Tracy's portrayal of Harry Drummond (a fictional stand-in for the real life "Attorney of the Damned" Clarence Darrow) gave me a pure icon of progressivism to which I could cleave my developing principles. At that age (I was probably about 8 years old when I first began to understood the film) Drummond's courtroom arguments, especially as delivered by Tracy, seemed insurmountable. From that day forward, I could see things no other way. Any man must be afforded the same rights as a sponge -- the right to think.

Although as iconic arguments for progressivism, the courtroom scenes of Inherit the Wind remain unchallenged in my mind, there are two critical scenes in the play that provide contrast and counterpoint, with the main characters seemingly reversing their positions, that have become dearer to me over the years. The first of these scenes is Reverend Brown's prayer meeting where, shocked by the radical fundamentalism espoused by Brown, Brady cautions everyone not to let their zeal for the fundamentalist cause destroy what they truly love. "He that troubleth his own house shall inherit the wind." The second of these scenes is in the evening on the porch when Brady and Drummond sit together as old friends. It becomes clear that the two men are not as polarized as it may seem. Drummond surely understands and values what Brady is fighting to preserve. Yet Drummond says: "All motion is relative. Perhaps it is you who have moved away by standing still."

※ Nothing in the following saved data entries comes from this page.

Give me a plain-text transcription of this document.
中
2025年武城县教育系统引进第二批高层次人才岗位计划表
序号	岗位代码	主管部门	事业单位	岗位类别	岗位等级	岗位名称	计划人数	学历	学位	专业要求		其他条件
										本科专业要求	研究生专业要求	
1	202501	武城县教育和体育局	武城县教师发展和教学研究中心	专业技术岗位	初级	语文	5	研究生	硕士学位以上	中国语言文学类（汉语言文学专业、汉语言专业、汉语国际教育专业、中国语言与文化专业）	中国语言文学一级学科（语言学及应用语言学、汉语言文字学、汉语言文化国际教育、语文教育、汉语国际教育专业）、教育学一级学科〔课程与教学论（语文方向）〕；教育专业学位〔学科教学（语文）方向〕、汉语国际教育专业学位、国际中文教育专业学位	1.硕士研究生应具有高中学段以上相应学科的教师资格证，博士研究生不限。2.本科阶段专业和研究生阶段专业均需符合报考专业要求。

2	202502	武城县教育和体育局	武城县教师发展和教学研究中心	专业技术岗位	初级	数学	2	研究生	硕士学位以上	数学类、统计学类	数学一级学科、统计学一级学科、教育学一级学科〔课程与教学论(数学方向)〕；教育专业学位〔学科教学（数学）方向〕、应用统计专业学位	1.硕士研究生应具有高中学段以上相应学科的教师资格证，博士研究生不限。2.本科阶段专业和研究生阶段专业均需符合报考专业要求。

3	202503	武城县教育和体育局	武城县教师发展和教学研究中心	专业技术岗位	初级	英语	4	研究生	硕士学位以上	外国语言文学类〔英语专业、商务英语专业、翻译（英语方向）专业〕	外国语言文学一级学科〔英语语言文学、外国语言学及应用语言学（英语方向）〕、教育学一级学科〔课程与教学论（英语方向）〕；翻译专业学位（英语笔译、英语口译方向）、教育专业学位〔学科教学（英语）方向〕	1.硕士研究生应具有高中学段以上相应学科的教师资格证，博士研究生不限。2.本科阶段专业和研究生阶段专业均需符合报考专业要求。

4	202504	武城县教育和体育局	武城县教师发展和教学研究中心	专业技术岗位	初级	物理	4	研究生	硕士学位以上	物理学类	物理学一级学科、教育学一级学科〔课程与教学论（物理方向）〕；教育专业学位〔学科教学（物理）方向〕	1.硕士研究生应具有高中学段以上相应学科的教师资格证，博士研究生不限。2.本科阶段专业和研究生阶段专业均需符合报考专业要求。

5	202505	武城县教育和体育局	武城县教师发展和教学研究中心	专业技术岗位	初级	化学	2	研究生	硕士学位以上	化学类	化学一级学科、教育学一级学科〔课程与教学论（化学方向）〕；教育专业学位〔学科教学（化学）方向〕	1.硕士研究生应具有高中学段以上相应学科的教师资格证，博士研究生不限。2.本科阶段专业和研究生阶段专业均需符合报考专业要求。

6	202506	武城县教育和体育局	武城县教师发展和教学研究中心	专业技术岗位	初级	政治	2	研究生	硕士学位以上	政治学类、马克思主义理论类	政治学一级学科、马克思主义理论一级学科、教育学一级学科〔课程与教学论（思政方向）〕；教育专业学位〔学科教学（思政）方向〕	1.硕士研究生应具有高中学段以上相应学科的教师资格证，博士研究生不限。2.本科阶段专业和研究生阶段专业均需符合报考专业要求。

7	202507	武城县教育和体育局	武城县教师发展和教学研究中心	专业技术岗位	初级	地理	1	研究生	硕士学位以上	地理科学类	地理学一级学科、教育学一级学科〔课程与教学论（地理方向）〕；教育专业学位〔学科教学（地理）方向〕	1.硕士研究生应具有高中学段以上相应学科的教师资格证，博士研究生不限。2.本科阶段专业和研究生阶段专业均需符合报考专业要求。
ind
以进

Over the years I have developed much more understanding of Fredric March's character of Harrison Brady (a.k.a. William Jennings Bryan). For this reason I now prefer the 1999 remake of Inherit the Wind starring George C Scott (Brady/Bryan) and Jack Lemmon (Drummond/Darrow). This version of the story is more balanced as the counterpoint scenes are given more emphasis. Also, Scott brings far more sophistication and power to the traditionalist position -- Scott doesn't play Brady as a pompous buffoon like March did. And Lemmon plays Drummond with more sympathy for his opponent.

But despite this deepened understanding, and my current preference for the more balanced version, I admit a fondness for the naive simplicity of the 1960 version that smacks of irrational traditionalism. OK, I admit it.

Still, any thought, once thought, cannot be un-thought. Ideas develop in our brains chaotically, like rain from storm clouds. In this way, I believe that man is born a progressive. But with our traditions we can build mental roofs, walls, leaders, gutters, and other mental shelters that guide the rainfall of our thoughts in "safe" directions, protecting us from the worst brainstorms we may have. We can collect ideas in cisterns, reservoirs, filter and purify them, keep them accessible on valved taps, running hot or cold as desired.

All this we can do in the name of safety and security, and I won't argue against it. Who knows what flood damage would occur should our ideas run amok. I like a warm, dry place to sleep just as much as the next guy.

But I also know that if I sit too long in the same place without bathing in fresh ideas, my old thoughts start to stagnate and stink. Worse yet, if I sit around too long I'm little better than a bum. I need to get off my butt and make a better life for myself. If that means renovating the mental plumbing, so be it.